Last year for my birthday I said that I wanted to fully embody myself as a human, finally.
It may sound funny to some: “who else are you if not human?”
Others will totally get it.
Of course I’m human, but ever since I was a child people were telling me “… you must be from a different planet”.
Most of my life I felt awkward with most things. Awkward around people. Not fitting in. Not feeling that I belonged wherever I was.
Once I discovered spirituality and transformational work in 2009 I finally felt at home, I could exhale…. Finally I didn’t need to wear Gucci to prove my worth, or be sweet and engage in small talk to be likable. But at some point I felt pressured to go where I was not ready to go, to transform faster than I could at that time… So again I felt I didn’t belong. I quit my extended meditation retreat and went belly dancing in San Francisco.

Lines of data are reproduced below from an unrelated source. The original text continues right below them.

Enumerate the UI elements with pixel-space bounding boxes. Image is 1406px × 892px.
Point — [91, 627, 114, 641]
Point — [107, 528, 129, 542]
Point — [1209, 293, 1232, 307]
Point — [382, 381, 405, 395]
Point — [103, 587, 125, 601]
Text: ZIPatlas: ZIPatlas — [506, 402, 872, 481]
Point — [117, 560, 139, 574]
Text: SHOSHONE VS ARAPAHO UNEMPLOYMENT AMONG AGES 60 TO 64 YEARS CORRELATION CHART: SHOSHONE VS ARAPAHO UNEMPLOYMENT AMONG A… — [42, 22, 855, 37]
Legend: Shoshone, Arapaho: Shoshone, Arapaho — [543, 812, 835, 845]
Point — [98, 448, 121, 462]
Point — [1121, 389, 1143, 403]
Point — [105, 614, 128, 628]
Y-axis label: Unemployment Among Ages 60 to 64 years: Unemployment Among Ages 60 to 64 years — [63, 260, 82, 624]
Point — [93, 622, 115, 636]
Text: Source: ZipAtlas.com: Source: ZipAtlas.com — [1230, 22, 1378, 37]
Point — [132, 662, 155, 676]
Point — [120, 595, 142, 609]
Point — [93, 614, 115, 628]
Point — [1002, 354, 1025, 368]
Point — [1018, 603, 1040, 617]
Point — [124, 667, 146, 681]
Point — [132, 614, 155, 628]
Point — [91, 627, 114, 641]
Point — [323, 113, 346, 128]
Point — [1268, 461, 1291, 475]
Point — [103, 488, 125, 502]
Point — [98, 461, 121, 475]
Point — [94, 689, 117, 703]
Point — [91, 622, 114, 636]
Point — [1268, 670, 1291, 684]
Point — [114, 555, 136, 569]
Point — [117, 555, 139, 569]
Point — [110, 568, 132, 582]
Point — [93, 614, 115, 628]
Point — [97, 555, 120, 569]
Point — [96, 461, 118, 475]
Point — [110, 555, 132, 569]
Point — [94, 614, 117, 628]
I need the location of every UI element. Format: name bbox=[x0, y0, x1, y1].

It was fun, but I felt that everyone wanted to be a pro and I was just doing it to be good at sensual movements. Others couldn’t relate to why someone would pay for something if they didn’t want to make money doing it.
Hmmm.
It continued that way until I started creating Temple spaces at my retreats.

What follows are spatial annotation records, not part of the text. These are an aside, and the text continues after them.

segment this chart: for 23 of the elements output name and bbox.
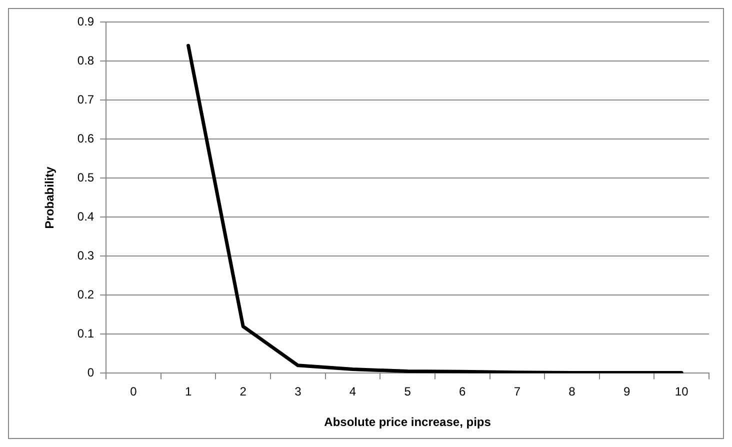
x-tick-label: 3 [294,384,302,399]
y-tick-label: 0.6 [77,132,94,146]
y-tick-label: 0.2 [77,288,94,302]
y-tick-label: 0.7 [77,92,94,107]
x-tick-label: 10 [674,384,689,399]
x-tick-label: 1 [184,384,192,399]
y-axis-title: Probability [42,166,57,229]
x-tick-label: 7 [514,384,521,399]
y-tick-label: 0.3 [77,248,94,263]
x-tick-label: 6 [459,384,466,399]
y-tick-label: 0.9 [77,14,94,29]
x-tick-label: 2 [240,384,247,399]
x-tick-label: 5 [404,384,412,399]
x-tick-label: 4 [349,384,356,399]
y-tick-label: 0.5 [77,170,94,185]
y-tick-label: 0.8 [77,54,94,68]
x-tick-label: 8 [568,384,576,399]
y-tick-label: 0.1 [77,326,94,341]
x-tick-label: 0 [130,384,138,399]
x-tick-label: 9 [623,384,630,399]
x-axis-title: Absolute price increase, pips [324,415,492,430]
y-tick-label: 0 [87,366,94,380]
y-tick-label: 0.4 [77,210,94,224]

One of the most common things I hear from participants of my trainings is that they finally feel that they‘ ve come *home*.
That of course helps to carry that *home* within, wherever we go.
But I knew I had to learn to feel at home on this planet.
Wherever I go, I want to know that I belong.
What’s been happening this year blows my mind. I am beginning to understand what it entails. It entails really trusting the purpose of my incarnation. It entails going ALL IN. And healing all the parts of me that are intimidated by my own power. Which in its essence is… the power of my Love.
This soul came here for Big things.
I am landing here, finally. Sofia 2.0 is emerging.